Microsoft released a number of new networking features for the Azure platform this week:

  • Multiple Site-to-Site VPNs
  • VNET-to-VNET Secure Connectivity
  • Reserved IPs
  • Instance level Public IPs
  • Internal Load Balancing

Announcement details can be found on Scott Gu’s blog post

Internal load balancing (ILB) was a much needed networking feature that will enable the design of highly available environments in hybrid infrastructure scenarios.
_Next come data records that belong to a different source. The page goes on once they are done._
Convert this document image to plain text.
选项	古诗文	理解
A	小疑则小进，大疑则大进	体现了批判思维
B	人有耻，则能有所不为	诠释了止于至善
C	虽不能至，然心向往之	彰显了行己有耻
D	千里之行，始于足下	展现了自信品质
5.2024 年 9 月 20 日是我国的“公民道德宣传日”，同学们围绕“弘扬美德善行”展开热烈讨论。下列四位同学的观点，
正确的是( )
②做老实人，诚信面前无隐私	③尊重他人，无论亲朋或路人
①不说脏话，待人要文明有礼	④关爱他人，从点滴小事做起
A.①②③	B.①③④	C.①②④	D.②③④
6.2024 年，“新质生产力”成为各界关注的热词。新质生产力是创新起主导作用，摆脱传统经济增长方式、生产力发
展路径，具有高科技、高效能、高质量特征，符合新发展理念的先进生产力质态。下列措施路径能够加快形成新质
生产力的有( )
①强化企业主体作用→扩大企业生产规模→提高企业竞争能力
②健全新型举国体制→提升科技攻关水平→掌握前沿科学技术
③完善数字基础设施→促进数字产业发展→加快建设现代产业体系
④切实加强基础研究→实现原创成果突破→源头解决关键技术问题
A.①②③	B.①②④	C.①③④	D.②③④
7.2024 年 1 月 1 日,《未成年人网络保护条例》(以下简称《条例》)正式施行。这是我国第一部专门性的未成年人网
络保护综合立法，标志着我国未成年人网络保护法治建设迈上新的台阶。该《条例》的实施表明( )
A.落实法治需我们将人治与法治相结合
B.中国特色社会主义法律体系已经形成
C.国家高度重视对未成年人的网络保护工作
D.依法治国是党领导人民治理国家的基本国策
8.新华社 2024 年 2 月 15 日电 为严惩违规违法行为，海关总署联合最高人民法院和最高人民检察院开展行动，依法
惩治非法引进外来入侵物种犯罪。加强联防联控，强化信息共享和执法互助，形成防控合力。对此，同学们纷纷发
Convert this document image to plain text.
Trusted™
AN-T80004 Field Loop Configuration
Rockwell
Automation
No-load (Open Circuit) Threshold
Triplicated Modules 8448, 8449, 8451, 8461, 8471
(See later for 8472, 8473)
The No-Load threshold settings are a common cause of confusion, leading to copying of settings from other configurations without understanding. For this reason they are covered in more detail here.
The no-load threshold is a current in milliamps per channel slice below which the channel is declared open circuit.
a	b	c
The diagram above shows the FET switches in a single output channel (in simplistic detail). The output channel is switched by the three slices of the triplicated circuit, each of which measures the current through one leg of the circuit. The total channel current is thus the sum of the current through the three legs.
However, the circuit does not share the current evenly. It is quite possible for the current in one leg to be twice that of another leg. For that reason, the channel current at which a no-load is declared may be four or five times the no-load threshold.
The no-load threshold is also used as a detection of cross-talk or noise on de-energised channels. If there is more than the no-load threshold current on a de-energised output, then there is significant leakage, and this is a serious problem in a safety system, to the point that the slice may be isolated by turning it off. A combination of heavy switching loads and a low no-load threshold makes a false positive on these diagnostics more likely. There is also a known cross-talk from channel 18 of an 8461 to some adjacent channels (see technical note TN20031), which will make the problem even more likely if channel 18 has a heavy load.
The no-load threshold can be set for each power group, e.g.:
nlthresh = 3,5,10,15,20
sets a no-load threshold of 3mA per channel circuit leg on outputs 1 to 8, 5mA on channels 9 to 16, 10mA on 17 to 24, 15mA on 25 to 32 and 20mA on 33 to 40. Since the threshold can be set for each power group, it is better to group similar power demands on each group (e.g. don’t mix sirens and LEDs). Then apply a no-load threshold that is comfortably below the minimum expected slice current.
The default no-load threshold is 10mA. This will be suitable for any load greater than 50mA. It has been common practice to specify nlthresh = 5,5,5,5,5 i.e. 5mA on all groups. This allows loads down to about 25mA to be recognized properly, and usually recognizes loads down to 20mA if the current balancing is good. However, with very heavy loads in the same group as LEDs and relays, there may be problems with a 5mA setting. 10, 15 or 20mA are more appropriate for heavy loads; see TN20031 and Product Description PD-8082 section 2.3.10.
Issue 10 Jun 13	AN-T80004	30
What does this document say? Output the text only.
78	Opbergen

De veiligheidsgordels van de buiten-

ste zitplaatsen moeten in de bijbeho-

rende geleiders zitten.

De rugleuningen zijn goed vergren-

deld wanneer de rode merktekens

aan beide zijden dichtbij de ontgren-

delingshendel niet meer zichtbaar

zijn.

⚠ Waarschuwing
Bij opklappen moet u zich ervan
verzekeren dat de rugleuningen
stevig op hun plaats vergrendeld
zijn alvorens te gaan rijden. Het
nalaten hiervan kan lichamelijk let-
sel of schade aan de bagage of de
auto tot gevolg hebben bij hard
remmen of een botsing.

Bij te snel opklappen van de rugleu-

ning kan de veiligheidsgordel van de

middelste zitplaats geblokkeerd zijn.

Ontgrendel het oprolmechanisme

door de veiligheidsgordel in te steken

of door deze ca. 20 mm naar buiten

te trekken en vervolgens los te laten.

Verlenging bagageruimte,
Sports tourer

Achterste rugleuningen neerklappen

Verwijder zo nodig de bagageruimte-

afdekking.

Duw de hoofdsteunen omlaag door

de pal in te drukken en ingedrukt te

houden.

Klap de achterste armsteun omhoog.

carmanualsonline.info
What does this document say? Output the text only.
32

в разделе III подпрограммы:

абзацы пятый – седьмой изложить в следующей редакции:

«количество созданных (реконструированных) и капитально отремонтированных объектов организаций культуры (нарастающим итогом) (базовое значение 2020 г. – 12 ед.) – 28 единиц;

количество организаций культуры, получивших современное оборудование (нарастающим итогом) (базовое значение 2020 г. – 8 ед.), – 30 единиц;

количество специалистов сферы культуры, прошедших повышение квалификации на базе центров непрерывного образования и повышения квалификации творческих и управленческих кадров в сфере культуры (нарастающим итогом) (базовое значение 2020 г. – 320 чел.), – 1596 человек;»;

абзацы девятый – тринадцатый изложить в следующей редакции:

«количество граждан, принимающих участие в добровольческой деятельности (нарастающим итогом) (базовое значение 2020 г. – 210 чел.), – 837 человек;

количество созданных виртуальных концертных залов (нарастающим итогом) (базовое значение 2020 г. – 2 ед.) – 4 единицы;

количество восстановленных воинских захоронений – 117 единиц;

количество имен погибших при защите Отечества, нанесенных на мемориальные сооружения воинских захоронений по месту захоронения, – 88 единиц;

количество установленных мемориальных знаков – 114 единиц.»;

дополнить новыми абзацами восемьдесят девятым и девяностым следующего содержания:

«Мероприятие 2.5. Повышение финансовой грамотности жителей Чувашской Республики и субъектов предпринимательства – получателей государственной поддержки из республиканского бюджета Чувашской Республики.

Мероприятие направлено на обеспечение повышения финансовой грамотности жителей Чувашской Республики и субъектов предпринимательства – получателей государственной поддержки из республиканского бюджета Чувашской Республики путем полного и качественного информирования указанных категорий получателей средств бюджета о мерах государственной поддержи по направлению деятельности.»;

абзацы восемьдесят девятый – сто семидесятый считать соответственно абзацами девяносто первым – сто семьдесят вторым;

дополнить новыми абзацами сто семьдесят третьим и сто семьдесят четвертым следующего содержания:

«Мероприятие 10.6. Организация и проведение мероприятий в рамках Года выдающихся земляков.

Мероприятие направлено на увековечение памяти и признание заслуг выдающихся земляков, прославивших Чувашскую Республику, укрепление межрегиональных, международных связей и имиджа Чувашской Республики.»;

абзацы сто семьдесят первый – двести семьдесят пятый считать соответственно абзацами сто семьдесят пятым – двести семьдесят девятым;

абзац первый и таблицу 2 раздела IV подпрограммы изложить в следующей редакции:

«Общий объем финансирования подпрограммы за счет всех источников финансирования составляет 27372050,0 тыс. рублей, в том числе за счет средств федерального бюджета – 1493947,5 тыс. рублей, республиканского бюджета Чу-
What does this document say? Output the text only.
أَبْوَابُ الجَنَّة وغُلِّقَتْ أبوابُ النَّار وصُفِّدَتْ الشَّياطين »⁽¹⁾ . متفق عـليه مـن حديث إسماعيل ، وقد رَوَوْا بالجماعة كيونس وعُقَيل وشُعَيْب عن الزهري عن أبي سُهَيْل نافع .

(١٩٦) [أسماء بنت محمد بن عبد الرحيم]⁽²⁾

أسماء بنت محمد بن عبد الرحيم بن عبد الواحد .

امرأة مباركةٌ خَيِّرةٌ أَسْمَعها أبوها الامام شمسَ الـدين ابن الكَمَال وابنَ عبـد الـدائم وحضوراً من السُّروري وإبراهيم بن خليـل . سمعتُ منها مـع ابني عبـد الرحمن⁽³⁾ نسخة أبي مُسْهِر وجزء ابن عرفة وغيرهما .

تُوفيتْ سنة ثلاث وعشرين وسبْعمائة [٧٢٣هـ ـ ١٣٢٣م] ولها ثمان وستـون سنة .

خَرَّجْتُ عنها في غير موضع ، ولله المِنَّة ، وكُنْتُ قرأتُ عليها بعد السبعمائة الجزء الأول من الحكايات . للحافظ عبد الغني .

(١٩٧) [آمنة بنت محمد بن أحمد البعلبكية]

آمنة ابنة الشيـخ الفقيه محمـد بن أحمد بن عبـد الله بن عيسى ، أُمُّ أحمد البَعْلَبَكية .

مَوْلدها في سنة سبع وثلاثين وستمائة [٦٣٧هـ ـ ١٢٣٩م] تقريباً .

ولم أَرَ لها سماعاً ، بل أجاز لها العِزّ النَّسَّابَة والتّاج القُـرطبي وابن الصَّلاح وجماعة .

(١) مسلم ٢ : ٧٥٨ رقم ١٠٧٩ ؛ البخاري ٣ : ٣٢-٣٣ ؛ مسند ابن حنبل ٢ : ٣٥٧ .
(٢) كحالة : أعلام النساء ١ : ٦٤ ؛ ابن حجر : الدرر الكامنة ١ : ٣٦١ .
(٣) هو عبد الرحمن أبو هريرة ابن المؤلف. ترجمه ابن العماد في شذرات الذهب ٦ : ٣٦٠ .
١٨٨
Until now, 3rd party solutions were required to load balance workloads in IaaS virtual machines when accessed by on-premise (internal) clients across the site-to-site VPN. Using the existing public load balancer and exposing public endpoints was not a palatable option for many organisations even when hardened using network ACL’s.

internal load balancer

ILB now provides a highly available load balancing solution using an internally addressable endpoint within your cloud service or VNET. However, the ILB feature will not work out-of-the-box for you. Like most new features in preview, documentation is sparse and spread out across a number of locations. I have pulled together a list of considerations you’ll need to address before using this feature:

  1. ILB is not available from the Portal (Scott Gu’s post), you must use PowerShell or REST API
  2. You cannot create an ILB instance for a cloud service or virtual network if there are no external endpoints configured on any of the resident virtual machines. (MSDN)
  3. ILB is available only with new deployments and new virtual networks. (Scott Gu’s post)

After installing the latest PS Azure cmdlets you will have a number of cmdlets used to manage ILBs in Azure:

  • Get-AzureInternalLoadBalancer
  • Add-AzureInternalLoadBalancer
  • Remove-AzureInternalLoadBalancer
  • Add-AzureEndpoint (now includes the –InternalLoadBalancerName parameter)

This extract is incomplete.